Thanks for the reply. Here are the pre-referendum statements from the IMF and OECD. We both know that they are pro EU biased organisations but they are your choice of expertise.

 

IMF. Wrong.

Christine Lagarde, the IMF managing director, also backed warnings from the Bank of England governor Mark Carney that Britain could fall into recession following a Brexit vote.

 

Lagarde, who was in London on Friday to present the fund’s annual health check on the UK economy, said it was possible the economy would shrink in two consecutive quarters, which is the definition of a recession.

 

“We have looked at all the scenarios.

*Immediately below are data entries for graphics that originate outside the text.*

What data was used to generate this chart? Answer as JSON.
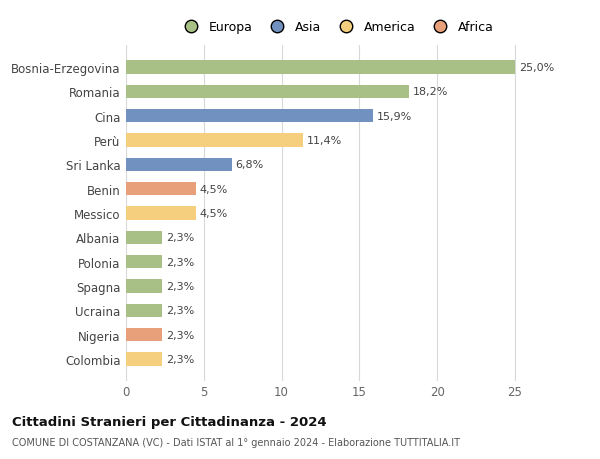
{
  "categories": [
    "Colombia",
    "Nigeria",
    "Ucraina",
    "Spagna",
    "Polonia",
    "Albania",
    "Messico",
    "Benin",
    "Sri Lanka",
    "Perù",
    "Cina",
    "Romania",
    "Bosnia-Erzegovina"
  ],
  "values": [
    2.3,
    2.3,
    2.3,
    2.3,
    2.3,
    2.3,
    4.5,
    4.5,
    6.8,
    11.4,
    15.9,
    18.2,
    25.0
  ],
  "colors": [
    "#f5cf7e",
    "#e8a07a",
    "#a8bf85",
    "#a8bf85",
    "#a8bf85",
    "#a8bf85",
    "#f5cf7e",
    "#e8a07a",
    "#7191c0",
    "#f5cf7e",
    "#7191c0",
    "#a8bf85",
    "#a8bf85"
  ],
  "legend_labels": [
    "Europa",
    "Asia",
    "America",
    "Africa"
  ],
  "legend_colors": [
    "#a8bf85",
    "#7191c0",
    "#f5cf7e",
    "#e8a07a"
  ],
  "value_labels": [
    "2,3%",
    "2,3%",
    "2,3%",
    "2,3%",
    "2,3%",
    "2,3%",
    "4,5%",
    "4,5%",
    "6,8%",
    "11,4%",
    "15,9%",
    "18,2%",
    "25,0%"
  ],
  "title": "Cittadini Stranieri per Cittadinanza - 2024",
  "subtitle": "COMUNE DI COSTANZANA (VC) - Dati ISTAT al 1° gennaio 2024 - Elaborazione TUTTITALIA.IT",
  "xlim": [
    0,
    27
  ],
  "xticks": [
    0,
    5,
    10,
    15,
    20,
    25
  ],
  "bg_color": "#ffffff",
  "bar_height": 0.55,
  "grid_color": "#d8d8d8"
}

We have done our homework and we haven’t found anything positive to say about a Brexit vote,” she said.

 

The IMF said a panic among investors would trigger shockwaves throughout the economy following a vote to leave, sending shares and property prices into downward spiral.

 

OECD. Wrong.

A UK exit from the EU would immediately hit confidence and raise uncertainty which would result in GDP being 3% lower by 2020, which equates to GBP 2200 per household. The OECD states that such costs are already piling up in a new study released today.

 

The projected hit to living standards would amount in effect to a permanent “Brexit tax” on households, the OECD says. Presenting the analysis in a speech at the London School of Economics, OECD Secretary-General Angel Gurría said: “Leaving Europe would impose a Brexit tax on generations to come. Instead of funding public services, this tax would be a pure deadweight loss, with no economic benefit.”

 

Oh look, there's the LSE economists cropping up yet again, but if even the IMF and OECD can't get it remotely right I might see why you are still reluctant to answer the original question after half a dozen attempts:

 

What makes you want to believe them now apart from Stockholm Syndrome?

 

When giving your responses please try not to

always to dismiss them without grounds, and often by utilising abusive or flippant arguments - like yours

 

 

Hasn't it started to dawn on you yet? You've been taken for a mug by vested interests. Maybe it's time you took back control.